Felimida grahami is a species of colourful sea slug, a dorid nudibranch, a marine gastropod mollusc in the family Chromodorididae.

Taxonomic history
This species should be transferred to Felimida according to Johnson & Gosliner (2012). 
‘Felimida’ Marcus, 1971 [86].
Type species: Felimida sphoni Marcus, 1971 [86] (by monotypy)
This name will be used for all eastern Pacific and Atlantic species of Chromodoris and Glossodoris (except Glossodoris sedna).
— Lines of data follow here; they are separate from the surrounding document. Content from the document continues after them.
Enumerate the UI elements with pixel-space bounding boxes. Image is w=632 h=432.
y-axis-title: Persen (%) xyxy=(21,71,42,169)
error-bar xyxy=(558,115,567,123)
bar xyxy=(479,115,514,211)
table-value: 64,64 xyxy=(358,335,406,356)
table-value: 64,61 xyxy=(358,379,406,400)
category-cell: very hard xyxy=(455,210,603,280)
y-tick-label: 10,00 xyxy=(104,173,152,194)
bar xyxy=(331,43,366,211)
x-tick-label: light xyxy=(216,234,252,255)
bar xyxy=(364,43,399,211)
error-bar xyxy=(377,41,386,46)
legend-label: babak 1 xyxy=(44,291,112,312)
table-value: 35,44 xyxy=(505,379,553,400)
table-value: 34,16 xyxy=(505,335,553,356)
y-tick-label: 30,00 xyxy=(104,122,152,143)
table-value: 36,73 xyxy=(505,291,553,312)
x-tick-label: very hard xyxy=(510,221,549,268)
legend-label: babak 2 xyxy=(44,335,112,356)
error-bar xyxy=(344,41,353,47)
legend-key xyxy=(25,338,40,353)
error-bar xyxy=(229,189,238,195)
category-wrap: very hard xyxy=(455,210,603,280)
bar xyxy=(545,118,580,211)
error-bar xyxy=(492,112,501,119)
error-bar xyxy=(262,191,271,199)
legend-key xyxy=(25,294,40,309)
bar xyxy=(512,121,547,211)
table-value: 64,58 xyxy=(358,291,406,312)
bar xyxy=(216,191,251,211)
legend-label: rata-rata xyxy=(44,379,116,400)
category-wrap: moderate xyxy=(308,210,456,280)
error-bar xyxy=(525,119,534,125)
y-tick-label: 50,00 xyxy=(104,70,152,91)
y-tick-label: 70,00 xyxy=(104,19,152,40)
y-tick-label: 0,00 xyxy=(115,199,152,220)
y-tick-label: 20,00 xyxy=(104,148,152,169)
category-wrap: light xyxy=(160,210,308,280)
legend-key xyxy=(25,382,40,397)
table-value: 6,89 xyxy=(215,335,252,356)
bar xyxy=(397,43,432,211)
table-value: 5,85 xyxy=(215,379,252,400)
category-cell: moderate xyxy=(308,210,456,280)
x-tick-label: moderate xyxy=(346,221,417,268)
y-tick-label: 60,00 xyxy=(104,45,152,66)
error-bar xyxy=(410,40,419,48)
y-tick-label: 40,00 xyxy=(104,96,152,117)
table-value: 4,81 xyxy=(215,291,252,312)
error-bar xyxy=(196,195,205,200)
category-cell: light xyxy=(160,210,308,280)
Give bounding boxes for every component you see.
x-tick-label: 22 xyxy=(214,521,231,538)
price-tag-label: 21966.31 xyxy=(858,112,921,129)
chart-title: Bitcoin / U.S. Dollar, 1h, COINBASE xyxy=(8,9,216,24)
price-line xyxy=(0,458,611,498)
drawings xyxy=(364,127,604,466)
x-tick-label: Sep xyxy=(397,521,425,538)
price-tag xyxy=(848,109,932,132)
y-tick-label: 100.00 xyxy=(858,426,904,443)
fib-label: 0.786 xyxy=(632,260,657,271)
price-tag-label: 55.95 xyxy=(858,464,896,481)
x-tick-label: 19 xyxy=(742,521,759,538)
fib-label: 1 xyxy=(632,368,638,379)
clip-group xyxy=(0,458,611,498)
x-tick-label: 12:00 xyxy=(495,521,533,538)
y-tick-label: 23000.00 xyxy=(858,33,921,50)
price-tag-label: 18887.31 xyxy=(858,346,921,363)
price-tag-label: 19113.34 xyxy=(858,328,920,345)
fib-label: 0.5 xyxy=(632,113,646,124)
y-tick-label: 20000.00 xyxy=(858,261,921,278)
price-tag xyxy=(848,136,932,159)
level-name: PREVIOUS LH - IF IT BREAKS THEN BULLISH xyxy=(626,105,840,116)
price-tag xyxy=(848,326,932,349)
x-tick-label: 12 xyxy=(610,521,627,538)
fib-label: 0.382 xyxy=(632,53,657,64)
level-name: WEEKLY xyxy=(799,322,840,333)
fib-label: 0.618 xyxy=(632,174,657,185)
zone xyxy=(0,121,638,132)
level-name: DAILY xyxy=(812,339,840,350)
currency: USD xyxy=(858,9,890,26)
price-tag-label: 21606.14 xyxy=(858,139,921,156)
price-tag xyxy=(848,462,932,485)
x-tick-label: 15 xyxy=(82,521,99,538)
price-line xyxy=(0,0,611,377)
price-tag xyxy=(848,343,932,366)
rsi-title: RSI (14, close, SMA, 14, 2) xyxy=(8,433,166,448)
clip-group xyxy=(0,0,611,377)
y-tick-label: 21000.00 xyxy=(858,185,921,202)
These species form a polytomy including Glossodoris baumanni and three clades of Atlantic and Eastern Pacific chromodorids.
Chromodoris clenchi, C. norrisi and C. sphoni (pp = 1.00)
Glossodoris dalli and G. edmundsi (pp = 1.00)
Chromodoris krohni, C. luteorosea and C. purpurea (pp = 0.78)
These exclusively eastern Pacific and Atlantic clades do not form a monophyletic group, but we will provisionally name all of these species ‘Felimida’. This is the most conservative choice, the choice that requires the fewest name changes and is the least disruptive pending further information and broader taxon sampling.

Distribution
This species was described from Jamaica. It has been reported from Colombia.

Description 
The maximum recorded length is 20 mm.

Habitat 
Minimum recorded depth is 1 m. Maximum recorded depth is 5 m.